Bären gibt es auf der Bäreninsel übrigens nur sehr selten. Wenn im Frühjahr das Packeis bis in die Nähe der Insel getrieben wird, können sich mal Eisbären an Land verirren. Dort aber wirklich einen Bären anzutreffen, geschieht selten. Benannt wurde die Insel nach einem Eisbärenweibchen, das die offiziellen Entdecker des Eilandes (Willem Barentsz und seine Mannschaft) hier im Jahr 1596 töteten. Sie waren extrem beeindruckt von dem "langen und mühseligen" Kampf mit dem Tier, das einfach nicht sterben wollte - wohl auch, weil die Kugeln ihrer primitiven Gewehre entweder nicht trafen oder nicht durch die dicke Schädeldecke durchdrangen.

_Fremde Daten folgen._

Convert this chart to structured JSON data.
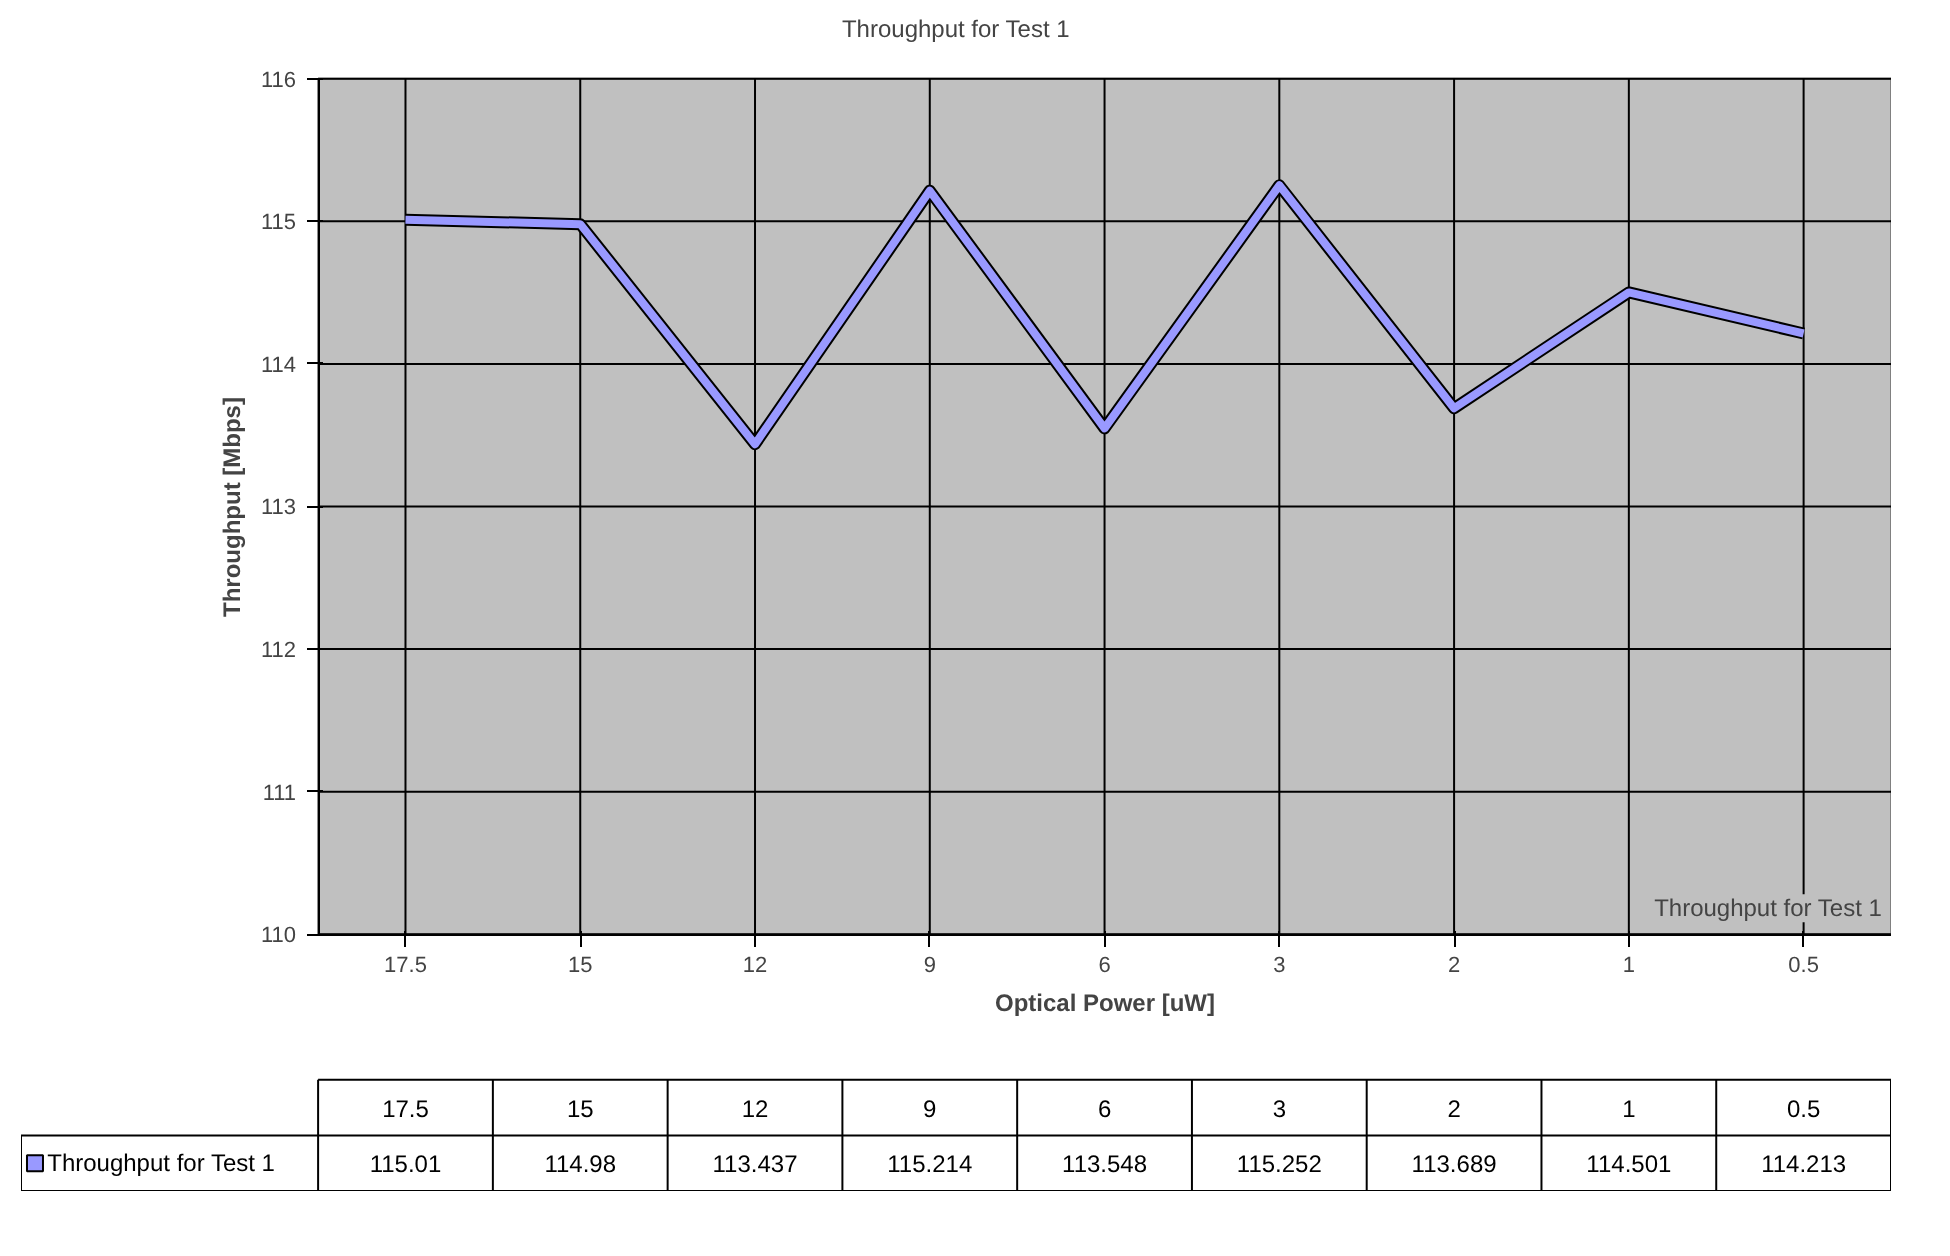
{
  "chart_data": {
    "type": "line",
    "title": "Throughput for Test 1",
    "xlabel": "Optical Power [uW]",
    "ylabel": "Throughput [Mbps]",
    "categories": [
      "17.5",
      "15",
      "12",
      "9",
      "6",
      "3",
      "2",
      "1",
      "0.5"
    ],
    "series": [
      {
        "name": "Throughput for Test 1",
        "color": "#9999ff",
        "values": [
          115.01,
          114.98,
          113.437,
          115.214,
          113.548,
          115.252,
          113.689,
          114.501,
          114.213
        ]
      }
    ],
    "ylim": [
      110,
      116
    ],
    "yticks": [
      110,
      111,
      112,
      113,
      114,
      115,
      116
    ],
    "grid": true,
    "data_labels": true,
    "marker": "none",
    "line_style": "solid"
  }
}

Ich hätte gerne mehr Zeit auf der Insel verbracht,
denn besonders die Südspitze ist landschaftlich sehr reizvoll. Von der wilden Brandung ausgewaschene Felsen, steile
Klippen und viele Felsnadeln ragen dort aus dem Meer, während tausende von Seevögeln die Felsen umkreisen, in denen sie nisten.
Wegen der starken Dünung war an eine Zodiacfahrt leider nicht zu
denken, aber selbst aus der Ferne vom Schiff aus war die Landschaft
beeindruckend.
Weil keine weitere Landung möglich war, setzten wir
Kurs nach Spitzbergen. Zu unserer großen Überraschung (und Freude!)
beruhigte sich die Barentssee von Stunde zu Stunde, sodass die
Überfahrt nicht nur ertragbar, sondern regelrecht angenehm war. Ich
war in der Lage, einen Vortrag über Wale zu halten, denn genau diese
hofften wir hier zu finden. Und tatsächlich: als sich das Meer
nachts in einen riesigen Spiegel verwandelte, welcher die warmen
Farben der Mitternachtssonne in wunderbaren Mustern brach, waren sie
plötzlich da, die größten Säugetiere unseres Planeten.